How to Determine if your Child has Sensory Integration Dysfunction

Sensory Integration Dysfunction (SID) is where a child can use their senses to collect information same as anyone else, but the perception of them is in some way skewed. The analysis of the information can often lead to confusion or even pain in the child, and it can be a very frightening experience, the world as this twisted nightmare, like a Picasso painting that just won’t stop…

This disorder can live on its own but it is often connected to other disorders, the most common being dyslexia. Unlike many conditions which need a medically licensed doctor to diagnose, this can be diagnosed by an occupational therapist. There is no known cure but there are many treatment options.

Sensory integration is the process of taking in information through the senses and then mentally correlating that with prior memories to arrive at a logical conclusion as to their meaning.

Some children with this disorder barely exhibit it. If it is obvious you would certainly know about it by now, and you should see a professional immediately. But when it is more subtle diagnosing it can be difficult.

What is their life like now? Are they having troubles in school or life? If not, then even if this disorder technically exists, there would be no point in treating it as it has no effect on the child’s life. Professionals speculate that many adults live with a mild form of this disorder… in a subjective world different ways of processing information only get noticed when they interfere.

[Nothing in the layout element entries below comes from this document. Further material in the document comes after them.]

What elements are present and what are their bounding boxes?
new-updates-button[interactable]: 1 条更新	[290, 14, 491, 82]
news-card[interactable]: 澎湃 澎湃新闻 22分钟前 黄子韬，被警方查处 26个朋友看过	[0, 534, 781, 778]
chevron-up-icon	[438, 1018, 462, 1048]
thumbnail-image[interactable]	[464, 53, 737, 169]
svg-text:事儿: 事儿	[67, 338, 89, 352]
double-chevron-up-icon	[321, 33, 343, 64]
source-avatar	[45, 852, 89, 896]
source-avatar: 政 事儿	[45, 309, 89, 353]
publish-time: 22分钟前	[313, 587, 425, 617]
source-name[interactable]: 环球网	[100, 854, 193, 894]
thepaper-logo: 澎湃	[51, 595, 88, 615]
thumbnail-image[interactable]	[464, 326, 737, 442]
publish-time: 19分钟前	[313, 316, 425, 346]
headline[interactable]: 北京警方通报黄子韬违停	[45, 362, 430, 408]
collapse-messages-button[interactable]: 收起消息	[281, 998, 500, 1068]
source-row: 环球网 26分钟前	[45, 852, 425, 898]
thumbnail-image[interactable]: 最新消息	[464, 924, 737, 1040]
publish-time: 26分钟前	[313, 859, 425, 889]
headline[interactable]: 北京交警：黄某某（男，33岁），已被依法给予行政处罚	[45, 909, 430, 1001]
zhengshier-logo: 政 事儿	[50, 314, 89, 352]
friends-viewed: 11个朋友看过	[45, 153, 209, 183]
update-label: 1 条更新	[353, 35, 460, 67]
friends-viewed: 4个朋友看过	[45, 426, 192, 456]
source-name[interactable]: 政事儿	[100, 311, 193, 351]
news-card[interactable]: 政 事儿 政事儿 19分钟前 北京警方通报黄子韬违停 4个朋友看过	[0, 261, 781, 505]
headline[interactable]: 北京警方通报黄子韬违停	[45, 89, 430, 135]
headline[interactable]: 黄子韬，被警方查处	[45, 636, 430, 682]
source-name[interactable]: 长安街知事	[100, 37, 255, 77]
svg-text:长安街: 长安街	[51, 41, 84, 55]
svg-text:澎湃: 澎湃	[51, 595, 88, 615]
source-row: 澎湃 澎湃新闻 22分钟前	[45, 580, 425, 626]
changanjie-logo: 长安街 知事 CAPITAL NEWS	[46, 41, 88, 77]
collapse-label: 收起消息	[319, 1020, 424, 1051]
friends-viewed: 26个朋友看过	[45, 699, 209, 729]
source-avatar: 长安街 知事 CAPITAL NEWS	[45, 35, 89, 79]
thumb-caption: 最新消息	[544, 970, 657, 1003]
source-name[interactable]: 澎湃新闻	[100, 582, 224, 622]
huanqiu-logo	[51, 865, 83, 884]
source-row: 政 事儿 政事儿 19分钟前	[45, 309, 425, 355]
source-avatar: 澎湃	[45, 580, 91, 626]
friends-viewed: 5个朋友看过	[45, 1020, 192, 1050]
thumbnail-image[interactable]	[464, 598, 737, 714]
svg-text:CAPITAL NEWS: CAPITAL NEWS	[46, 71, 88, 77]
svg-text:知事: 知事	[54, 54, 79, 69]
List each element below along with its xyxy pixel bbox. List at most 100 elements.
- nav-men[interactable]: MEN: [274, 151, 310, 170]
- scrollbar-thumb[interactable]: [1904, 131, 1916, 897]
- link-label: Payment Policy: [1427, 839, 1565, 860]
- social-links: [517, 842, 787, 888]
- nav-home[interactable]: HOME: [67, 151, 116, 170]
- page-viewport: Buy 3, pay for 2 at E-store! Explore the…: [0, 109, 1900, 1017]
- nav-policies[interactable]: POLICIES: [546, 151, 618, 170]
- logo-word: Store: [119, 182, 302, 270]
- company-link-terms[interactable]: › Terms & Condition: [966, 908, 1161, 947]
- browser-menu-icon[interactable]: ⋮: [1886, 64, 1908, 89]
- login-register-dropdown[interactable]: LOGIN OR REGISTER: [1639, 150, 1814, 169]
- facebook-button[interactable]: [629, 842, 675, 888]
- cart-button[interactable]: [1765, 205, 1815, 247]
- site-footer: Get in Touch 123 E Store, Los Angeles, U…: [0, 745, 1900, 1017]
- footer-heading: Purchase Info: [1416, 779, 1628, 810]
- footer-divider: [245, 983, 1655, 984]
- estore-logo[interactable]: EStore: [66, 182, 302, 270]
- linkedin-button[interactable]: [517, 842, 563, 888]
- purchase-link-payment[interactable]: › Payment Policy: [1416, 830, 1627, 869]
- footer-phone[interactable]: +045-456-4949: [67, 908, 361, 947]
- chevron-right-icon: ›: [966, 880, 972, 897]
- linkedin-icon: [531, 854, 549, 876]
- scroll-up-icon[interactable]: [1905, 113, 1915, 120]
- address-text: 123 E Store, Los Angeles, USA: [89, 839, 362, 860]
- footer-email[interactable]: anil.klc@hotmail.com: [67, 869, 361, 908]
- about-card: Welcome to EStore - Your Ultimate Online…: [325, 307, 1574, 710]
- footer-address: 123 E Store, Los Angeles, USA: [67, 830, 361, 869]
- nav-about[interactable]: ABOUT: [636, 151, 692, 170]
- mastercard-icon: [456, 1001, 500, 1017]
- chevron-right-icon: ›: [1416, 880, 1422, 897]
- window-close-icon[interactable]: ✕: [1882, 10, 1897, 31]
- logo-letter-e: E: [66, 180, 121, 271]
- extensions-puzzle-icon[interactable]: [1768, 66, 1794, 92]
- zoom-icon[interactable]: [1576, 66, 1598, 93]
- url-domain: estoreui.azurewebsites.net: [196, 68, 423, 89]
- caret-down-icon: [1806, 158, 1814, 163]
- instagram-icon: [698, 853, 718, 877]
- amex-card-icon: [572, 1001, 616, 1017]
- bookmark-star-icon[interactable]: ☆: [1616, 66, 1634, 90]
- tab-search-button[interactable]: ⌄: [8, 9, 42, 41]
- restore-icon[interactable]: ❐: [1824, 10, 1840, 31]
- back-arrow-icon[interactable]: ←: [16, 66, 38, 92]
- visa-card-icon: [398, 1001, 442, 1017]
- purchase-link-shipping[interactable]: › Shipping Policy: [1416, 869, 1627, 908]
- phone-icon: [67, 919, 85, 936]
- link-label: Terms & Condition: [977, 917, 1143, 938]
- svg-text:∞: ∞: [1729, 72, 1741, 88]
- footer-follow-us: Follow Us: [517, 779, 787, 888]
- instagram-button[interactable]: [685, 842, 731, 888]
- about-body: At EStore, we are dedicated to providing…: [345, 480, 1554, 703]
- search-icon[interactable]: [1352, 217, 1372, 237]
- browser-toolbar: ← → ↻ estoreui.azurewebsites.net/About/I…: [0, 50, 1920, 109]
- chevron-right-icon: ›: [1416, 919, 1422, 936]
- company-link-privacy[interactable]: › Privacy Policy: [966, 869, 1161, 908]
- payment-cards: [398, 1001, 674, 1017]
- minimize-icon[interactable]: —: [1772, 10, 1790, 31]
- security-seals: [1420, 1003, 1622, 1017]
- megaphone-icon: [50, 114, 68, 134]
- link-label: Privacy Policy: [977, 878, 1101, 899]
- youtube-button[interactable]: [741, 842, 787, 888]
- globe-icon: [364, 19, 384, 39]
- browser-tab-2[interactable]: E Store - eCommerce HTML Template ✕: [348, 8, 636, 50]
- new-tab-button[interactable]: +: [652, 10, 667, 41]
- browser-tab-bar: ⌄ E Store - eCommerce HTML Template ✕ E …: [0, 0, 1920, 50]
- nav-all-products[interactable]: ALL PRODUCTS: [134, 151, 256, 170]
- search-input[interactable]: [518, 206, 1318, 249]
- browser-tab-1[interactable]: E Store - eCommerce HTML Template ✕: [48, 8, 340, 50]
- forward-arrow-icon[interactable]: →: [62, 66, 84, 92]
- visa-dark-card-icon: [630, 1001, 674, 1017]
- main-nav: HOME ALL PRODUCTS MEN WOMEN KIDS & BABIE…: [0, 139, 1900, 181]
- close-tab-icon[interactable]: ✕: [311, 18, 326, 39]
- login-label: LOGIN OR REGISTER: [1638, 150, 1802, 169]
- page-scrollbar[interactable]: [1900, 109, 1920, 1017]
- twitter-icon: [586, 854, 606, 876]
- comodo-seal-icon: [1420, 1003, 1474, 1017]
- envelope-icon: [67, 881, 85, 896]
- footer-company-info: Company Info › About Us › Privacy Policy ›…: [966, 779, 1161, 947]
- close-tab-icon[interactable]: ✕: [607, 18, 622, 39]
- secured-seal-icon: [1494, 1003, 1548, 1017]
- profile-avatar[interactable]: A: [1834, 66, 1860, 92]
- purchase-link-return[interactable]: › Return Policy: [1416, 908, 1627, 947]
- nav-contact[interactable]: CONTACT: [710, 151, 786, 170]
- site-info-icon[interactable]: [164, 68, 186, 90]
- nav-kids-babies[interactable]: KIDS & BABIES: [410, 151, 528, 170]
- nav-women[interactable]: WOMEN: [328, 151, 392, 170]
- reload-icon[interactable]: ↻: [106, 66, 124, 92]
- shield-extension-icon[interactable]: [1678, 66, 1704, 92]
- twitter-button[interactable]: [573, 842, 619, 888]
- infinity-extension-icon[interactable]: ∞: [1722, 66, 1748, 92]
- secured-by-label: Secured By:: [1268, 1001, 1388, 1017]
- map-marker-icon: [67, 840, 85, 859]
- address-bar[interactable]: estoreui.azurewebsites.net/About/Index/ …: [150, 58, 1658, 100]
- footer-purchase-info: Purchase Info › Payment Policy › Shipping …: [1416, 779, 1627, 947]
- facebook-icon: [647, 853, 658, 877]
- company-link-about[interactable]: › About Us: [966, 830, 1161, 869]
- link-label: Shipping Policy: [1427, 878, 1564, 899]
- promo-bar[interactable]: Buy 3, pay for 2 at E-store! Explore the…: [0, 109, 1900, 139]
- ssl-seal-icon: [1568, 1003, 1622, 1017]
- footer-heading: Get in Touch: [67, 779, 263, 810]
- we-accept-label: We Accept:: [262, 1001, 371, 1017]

You obviously suspect something or you would not be reading this. Most likely this stems from problems in school. The question now is whether your child is going poorly because of a lack of effort, a lack of ability, or this disorder. Many have said that the occupational therapists of the world are too quick to diagnose children who are merely apathetic toward schoolwork as having a serious disorder.

The key is to view how the child does with activities they enjoy that are challenging. Try to engage them in something fun yet complex and see how they process the information. If things come out confused, you are probably right in your suspicion.

While this is a serious disorder, the symptoms should be fairly obvious and easily spotted. A child with SID can be treated and reintegrated into society without losing a step. The key is to be observant and not jump to conclusions. And if you suspect something but cannot prove it, remember… it’s all subjective anyway.